To simplify OAuth configuration, create a connection profile (see Introducing connection profiles).
Snowflake Writer sample application
The following sample application will write data from PosDataPreview.csv to Snowflake. The target table must exist.
CREATE SOURCE PosSource USING FileReader ( wildcard: 'PosDataPreview.csv', directory: 'Samples/PosApp/appData', positionByEOF:false ) PARSE USING DSVParser ( header:Yes, trimquote:false ) OUTPUT TO PosSource_Stream; CREATE CQ PosSource_Stream_CQ INSERT INTO PosSource_TransformedStream SELECT TO_STRING(data[1]) AS MerchantId, TO_DATE(data[4]) AS DateTime, TO_DOUBLE(data[7]) AS AuthAmount, TO_STRING(data[9]) AS Zip FROM PosSource_Stream; CREATE TARGET SnowflakeDemo USING SnowflakeWriter ( ConnectionURL: '<JDBC connection string', username: 'striim', password: '********', Tables: 'MYDB.MYSCHEMA.POSDATA', appendOnly: true ) INPUT FROM PosSource_TransformedStream;
The above example shows how to use SnowflakeWriter with an input of a user-defined type.

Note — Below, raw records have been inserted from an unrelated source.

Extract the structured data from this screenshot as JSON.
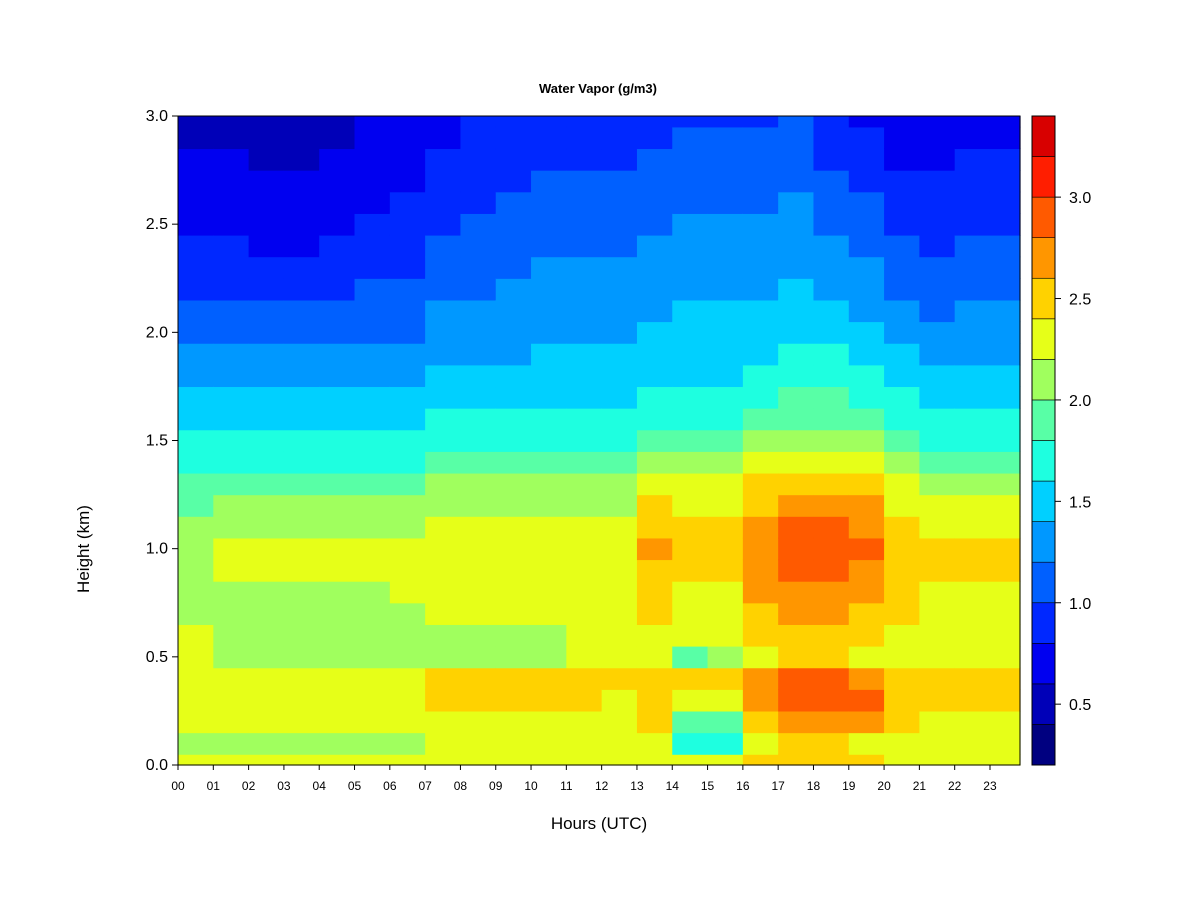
{
  "chart_data": {
    "type": "heatmap",
    "title": "Water Vapor (g/m3)",
    "xlabel": "Hours (UTC)",
    "ylabel": "Height (km)",
    "xlim": [
      0,
      23.85
    ],
    "ylim": [
      0.0,
      3.0
    ],
    "x_ticks": [
      "00",
      "01",
      "02",
      "03",
      "04",
      "05",
      "06",
      "07",
      "08",
      "09",
      "10",
      "11",
      "12",
      "13",
      "14",
      "15",
      "16",
      "17",
      "18",
      "19",
      "20",
      "21",
      "22",
      "23"
    ],
    "y_ticks": [
      "0.0",
      "0.5",
      "1.0",
      "1.5",
      "2.0",
      "2.5",
      "3.0"
    ],
    "colorbar": {
      "range": [
        0.2,
        3.4
      ],
      "levels": [
        0.2,
        0.4,
        0.6,
        0.8,
        1.0,
        1.2,
        1.4,
        1.6,
        1.8,
        2.0,
        2.2,
        2.4,
        2.6,
        2.8,
        3.0,
        3.2,
        3.4
      ],
      "colors": [
        "#000080",
        "#0000b8",
        "#0000f0",
        "#0028ff",
        "#0060ff",
        "#0098ff",
        "#00d0ff",
        "#1effe0",
        "#58ffa6",
        "#a0ff5e",
        "#e6ff18",
        "#ffd200",
        "#ff9600",
        "#ff5a00",
        "#ff1e00",
        "#d80000",
        "#800000"
      ],
      "tick_labels": [
        "0.5",
        "1.0",
        "1.5",
        "2.0",
        "2.5",
        "3.0"
      ]
    },
    "hours": [
      0,
      1,
      2,
      3,
      4,
      5,
      6,
      7,
      8,
      9,
      10,
      11,
      12,
      13,
      14,
      15,
      16,
      17,
      18,
      19,
      20,
      21,
      22,
      23
    ],
    "heights": [
      0.0,
      0.1,
      0.2,
      0.3,
      0.4,
      0.5,
      0.6,
      0.7,
      0.8,
      0.9,
      1.0,
      1.1,
      1.2,
      1.3,
      1.4,
      1.5,
      1.6,
      1.7,
      1.8,
      1.9,
      2.0,
      2.1,
      2.2,
      2.3,
      2.4,
      2.5,
      2.6,
      2.7,
      2.8,
      2.9,
      3.0
    ],
    "values": [
      [
        2.2,
        2.1,
        2.2,
        2.3,
        2.2,
        2.2,
        2.2,
        2.0,
        2.0,
        2.0,
        2.0,
        2.0,
        1.9,
        1.8,
        1.7,
        1.6,
        1.5,
        1.4,
        1.3,
        1.2,
        1.1,
        1.0,
        0.9,
        0.8,
        0.8,
        0.7,
        0.7,
        0.6,
        0.6,
        0.5,
        0.5
      ],
      [
        2.2,
        2.1,
        2.2,
        2.3,
        2.2,
        2.1,
        2.1,
        2.1,
        2.1,
        2.2,
        2.2,
        2.1,
        2.0,
        1.9,
        1.7,
        1.6,
        1.5,
        1.4,
        1.3,
        1.2,
        1.1,
        1.0,
        0.9,
        0.8,
        0.8,
        0.7,
        0.6,
        0.6,
        0.6,
        0.5,
        0.5
      ],
      [
        2.2,
        2.1,
        2.2,
        2.3,
        2.3,
        2.1,
        2.1,
        2.1,
        2.1,
        2.2,
        2.2,
        2.1,
        2.0,
        1.9,
        1.7,
        1.6,
        1.5,
        1.4,
        1.3,
        1.2,
        1.1,
        1.0,
        0.9,
        0.8,
        0.7,
        0.7,
        0.6,
        0.6,
        0.5,
        0.5,
        0.5
      ],
      [
        2.2,
        2.1,
        2.2,
        2.3,
        2.3,
        2.1,
        2.1,
        2.1,
        2.1,
        2.2,
        2.2,
        2.1,
        2.0,
        1.9,
        1.7,
        1.6,
        1.5,
        1.4,
        1.3,
        1.2,
        1.1,
        1.0,
        0.9,
        0.8,
        0.7,
        0.7,
        0.6,
        0.6,
        0.5,
        0.5,
        0.5
      ],
      [
        2.2,
        2.1,
        2.2,
        2.3,
        2.3,
        2.0,
        2.0,
        2.1,
        2.1,
        2.2,
        2.2,
        2.1,
        2.0,
        1.9,
        1.7,
        1.6,
        1.5,
        1.4,
        1.3,
        1.2,
        1.1,
        1.0,
        0.9,
        0.9,
        0.8,
        0.7,
        0.7,
        0.6,
        0.6,
        0.5,
        0.5
      ],
      [
        2.2,
        2.1,
        2.2,
        2.3,
        2.3,
        2.0,
        2.0,
        2.1,
        2.1,
        2.2,
        2.2,
        2.1,
        2.0,
        1.9,
        1.7,
        1.6,
        1.5,
        1.4,
        1.3,
        1.2,
        1.1,
        1.0,
        1.0,
        0.9,
        0.8,
        0.8,
        0.7,
        0.7,
        0.6,
        0.6,
        0.6
      ],
      [
        2.2,
        2.1,
        2.2,
        2.3,
        2.3,
        2.0,
        2.0,
        2.1,
        2.2,
        2.2,
        2.2,
        2.1,
        2.0,
        1.9,
        1.7,
        1.6,
        1.5,
        1.4,
        1.3,
        1.2,
        1.1,
        1.1,
        1.0,
        0.9,
        0.9,
        0.8,
        0.8,
        0.7,
        0.7,
        0.6,
        0.6
      ],
      [
        2.3,
        2.2,
        2.3,
        2.4,
        2.4,
        2.1,
        2.1,
        2.2,
        2.2,
        2.3,
        2.3,
        2.2,
        2.1,
        2.0,
        1.8,
        1.7,
        1.6,
        1.5,
        1.4,
        1.3,
        1.2,
        1.2,
        1.1,
        1.0,
        1.0,
        0.9,
        0.9,
        0.8,
        0.8,
        0.7,
        0.7
      ],
      [
        2.3,
        2.3,
        2.3,
        2.4,
        2.4,
        2.1,
        2.1,
        2.2,
        2.2,
        2.3,
        2.3,
        2.2,
        2.1,
        2.0,
        1.8,
        1.7,
        1.6,
        1.5,
        1.4,
        1.3,
        1.2,
        1.2,
        1.1,
        1.1,
        1.0,
        1.0,
        0.9,
        0.9,
        0.8,
        0.8,
        0.8
      ],
      [
        2.3,
        2.3,
        2.3,
        2.4,
        2.4,
        2.1,
        2.1,
        2.2,
        2.2,
        2.3,
        2.3,
        2.2,
        2.1,
        2.0,
        1.8,
        1.7,
        1.6,
        1.5,
        1.4,
        1.3,
        1.3,
        1.2,
        1.2,
        1.1,
        1.1,
        1.0,
        1.0,
        0.9,
        0.9,
        0.8,
        0.8
      ],
      [
        2.3,
        2.3,
        2.3,
        2.4,
        2.4,
        2.1,
        2.1,
        2.2,
        2.2,
        2.3,
        2.3,
        2.2,
        2.1,
        2.0,
        1.8,
        1.7,
        1.6,
        1.5,
        1.4,
        1.4,
        1.3,
        1.3,
        1.2,
        1.2,
        1.1,
        1.1,
        1.0,
        1.0,
        0.9,
        0.9,
        0.8
      ],
      [
        2.3,
        2.3,
        2.3,
        2.4,
        2.4,
        2.2,
        2.2,
        2.2,
        2.2,
        2.3,
        2.3,
        2.2,
        2.1,
        2.0,
        1.8,
        1.7,
        1.6,
        1.5,
        1.4,
        1.4,
        1.3,
        1.3,
        1.2,
        1.2,
        1.1,
        1.1,
        1.0,
        1.0,
        0.9,
        0.9,
        0.8
      ],
      [
        2.2,
        2.2,
        2.3,
        2.3,
        2.4,
        2.2,
        2.2,
        2.2,
        2.2,
        2.3,
        2.3,
        2.2,
        2.1,
        2.0,
        1.8,
        1.7,
        1.6,
        1.5,
        1.4,
        1.4,
        1.3,
        1.3,
        1.2,
        1.2,
        1.1,
        1.1,
        1.0,
        1.0,
        0.9,
        0.9,
        0.8
      ],
      [
        2.3,
        2.3,
        2.4,
        2.4,
        2.5,
        2.3,
        2.3,
        2.4,
        2.4,
        2.5,
        2.6,
        2.5,
        2.4,
        2.3,
        2.1,
        1.9,
        1.7,
        1.6,
        1.5,
        1.4,
        1.4,
        1.3,
        1.3,
        1.2,
        1.2,
        1.1,
        1.1,
        1.0,
        1.0,
        0.9,
        0.9
      ],
      [
        2.3,
        1.7,
        1.8,
        2.3,
        2.4,
        1.9,
        2.2,
        2.3,
        2.3,
        2.4,
        2.5,
        2.4,
        2.3,
        2.2,
        2.0,
        1.9,
        1.7,
        1.6,
        1.5,
        1.5,
        1.4,
        1.4,
        1.3,
        1.3,
        1.2,
        1.2,
        1.1,
        1.1,
        1.0,
        1.0,
        0.9
      ],
      [
        2.3,
        1.7,
        1.8,
        2.3,
        2.4,
        2.1,
        2.2,
        2.3,
        2.3,
        2.4,
        2.5,
        2.4,
        2.3,
        2.2,
        2.0,
        1.9,
        1.7,
        1.6,
        1.5,
        1.5,
        1.4,
        1.4,
        1.3,
        1.3,
        1.2,
        1.2,
        1.1,
        1.1,
        1.0,
        1.0,
        0.9
      ],
      [
        2.4,
        2.2,
        2.5,
        2.7,
        2.6,
        2.3,
        2.4,
        2.5,
        2.6,
        2.7,
        2.7,
        2.6,
        2.5,
        2.4,
        2.2,
        2.0,
        1.8,
        1.7,
        1.6,
        1.5,
        1.4,
        1.4,
        1.3,
        1.3,
        1.2,
        1.2,
        1.1,
        1.1,
        1.0,
        1.0,
        0.9
      ],
      [
        2.5,
        2.4,
        2.7,
        2.9,
        2.8,
        2.4,
        2.5,
        2.6,
        2.7,
        2.8,
        2.9,
        2.8,
        2.7,
        2.5,
        2.3,
        2.1,
        1.9,
        1.8,
        1.7,
        1.6,
        1.5,
        1.4,
        1.4,
        1.3,
        1.3,
        1.2,
        1.2,
        1.1,
        1.1,
        1.0,
        1.0
      ],
      [
        2.5,
        2.4,
        2.7,
        2.9,
        2.8,
        2.4,
        2.5,
        2.6,
        2.7,
        2.8,
        2.9,
        2.8,
        2.7,
        2.5,
        2.3,
        2.1,
        1.9,
        1.8,
        1.7,
        1.6,
        1.5,
        1.4,
        1.3,
        1.3,
        1.2,
        1.1,
        1.1,
        1.0,
        0.9,
        0.9,
        0.8
      ],
      [
        2.4,
        2.3,
        2.6,
        2.8,
        2.7,
        2.3,
        2.4,
        2.5,
        2.6,
        2.7,
        2.8,
        2.7,
        2.6,
        2.4,
        2.2,
        2.0,
        1.8,
        1.7,
        1.6,
        1.5,
        1.4,
        1.3,
        1.2,
        1.2,
        1.1,
        1.0,
        1.0,
        0.9,
        0.8,
        0.8,
        0.7
      ],
      [
        2.3,
        2.2,
        2.4,
        2.5,
        2.5,
        2.2,
        2.3,
        2.4,
        2.4,
        2.5,
        2.5,
        2.4,
        2.3,
        2.2,
        2.0,
        1.8,
        1.7,
        1.6,
        1.5,
        1.4,
        1.3,
        1.2,
        1.1,
        1.1,
        1.0,
        0.9,
        0.9,
        0.8,
        0.7,
        0.7,
        0.6
      ],
      [
        2.3,
        2.2,
        2.3,
        2.4,
        2.4,
        2.2,
        2.2,
        2.3,
        2.3,
        2.4,
        2.4,
        2.3,
        2.2,
        2.1,
        1.9,
        1.7,
        1.6,
        1.5,
        1.4,
        1.3,
        1.2,
        1.1,
        1.1,
        1.0,
        0.9,
        0.9,
        0.8,
        0.8,
        0.7,
        0.7,
        0.6
      ],
      [
        2.3,
        2.2,
        2.3,
        2.4,
        2.4,
        2.2,
        2.2,
        2.3,
        2.3,
        2.4,
        2.4,
        2.3,
        2.2,
        2.1,
        1.9,
        1.7,
        1.6,
        1.5,
        1.4,
        1.3,
        1.2,
        1.2,
        1.1,
        1.0,
        1.0,
        0.9,
        0.9,
        0.8,
        0.8,
        0.7,
        0.7
      ],
      [
        2.3,
        2.2,
        2.3,
        2.4,
        2.4,
        2.2,
        2.2,
        2.3,
        2.3,
        2.4,
        2.5,
        2.3,
        2.2,
        2.1,
        1.9,
        1.7,
        1.6,
        1.5,
        1.4,
        1.3,
        1.2,
        1.2,
        1.1,
        1.0,
        1.0,
        0.9,
        0.9,
        0.8,
        0.8,
        0.7,
        0.7
      ]
    ]
  }
}
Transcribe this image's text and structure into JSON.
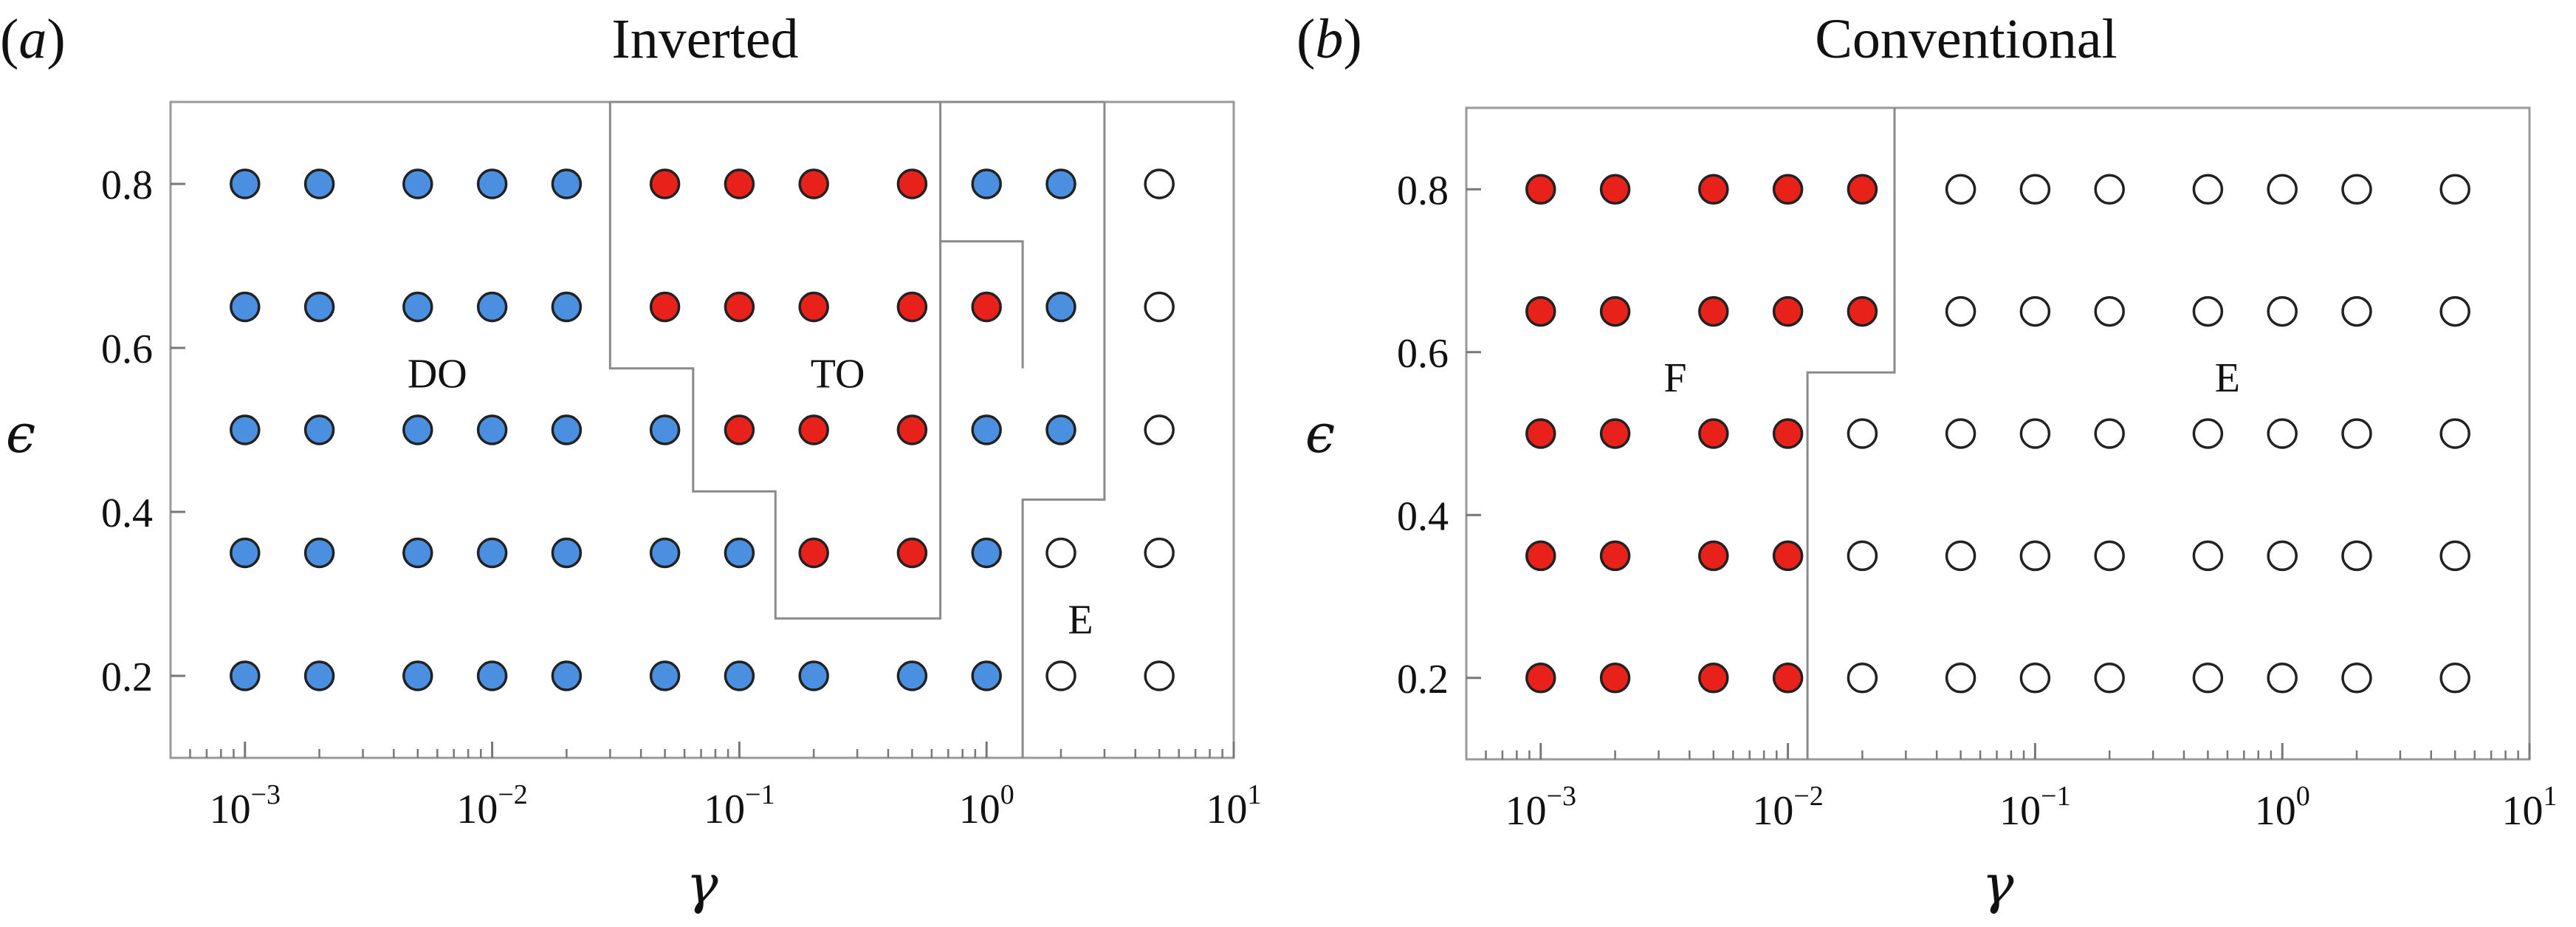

For examples of applications where the input is the output of a CDC reader, DatabaseReader, or IncrementalBatchReader, see Replicating Oracle data to Snowflake.
The following is an example of the properties required to test the Snowpipe Streaming API:
CREATE TARGET SnowflakeDemo USING SnowflakeWriter ( ConnectionURL: '<JDBC connection string', username: 'striim', password: '********', Tables: 'MYDB.MYSCHEMA.POSDATA', appendOnly: true, streamingUpload:'true', userRole: 'ACCOUNTADMIN', privateKey: '*****' ) INPUT FROM PosSource_TransformedStream;
Snowflake Writer data type support and correspondence
See also Data type support & mapping for schema conversion & evolution.
TQL type | Snowflake type |
---|---|
Boolean | BOOLEAN |
Byte, Integer, Long, Short | BIGINT, DOUBLE, FLOAT, INT, NUMBER, SMALLINT |
DateTime | DATE, DATETIME, TIMESTAMP_L, TIMESTAMP_NTZ, TIMESTAMP_TZ |
Double, Float | DOUBLE, FLOAT |
String | CHAR, VARCHAR |
When the input of a Snowflake Writer target is the output of an Oracle source (DatabaseReader, Incremental Batch Reader, or Oracle Reader):
Oracle type | Snowflake type |
---|---|
BINARY | BINARY |
BINARY_DOUBLE | FLOAT |
BINARY_FLOAT | FLOAT |
BLOB | BINARY |
CHAR | CHAR |
CLOB | VARCHAR |
DATE | DATE |
FLOAT | FLOAT |
INTEGER | NUMBER |
INTERVAL DAY TO SECOND | VARCHAR |
INTERVAL YEAR TO MONTH | VARCHAR |
LONG | not supported |
LONG RAW | not supported |
NCHAR | CHAR |
NCLOB | VARCHAR |
NUMBER | NUMBER |
NUMBER(<precision>,<scale>) | NUMBER((<precision>,<scale>) |
NVARCHAR2 | VARCHAR |
RAW | BINARY |
TIMESTAMP | TIMESTAMP_NTZ |
TIMESTAMP WITH LOCAL TIMEZONE | TIMESTAMP_LTZ |
TIMESTAMP WITH TIMEZONE | TIMESTAMP_TZ |
VARCHAR2 | VARCHAR |
XMLTYPE | VARCHARD |
See Oracle Reader and OJet WAEvent fields for additional information including limitations for some types.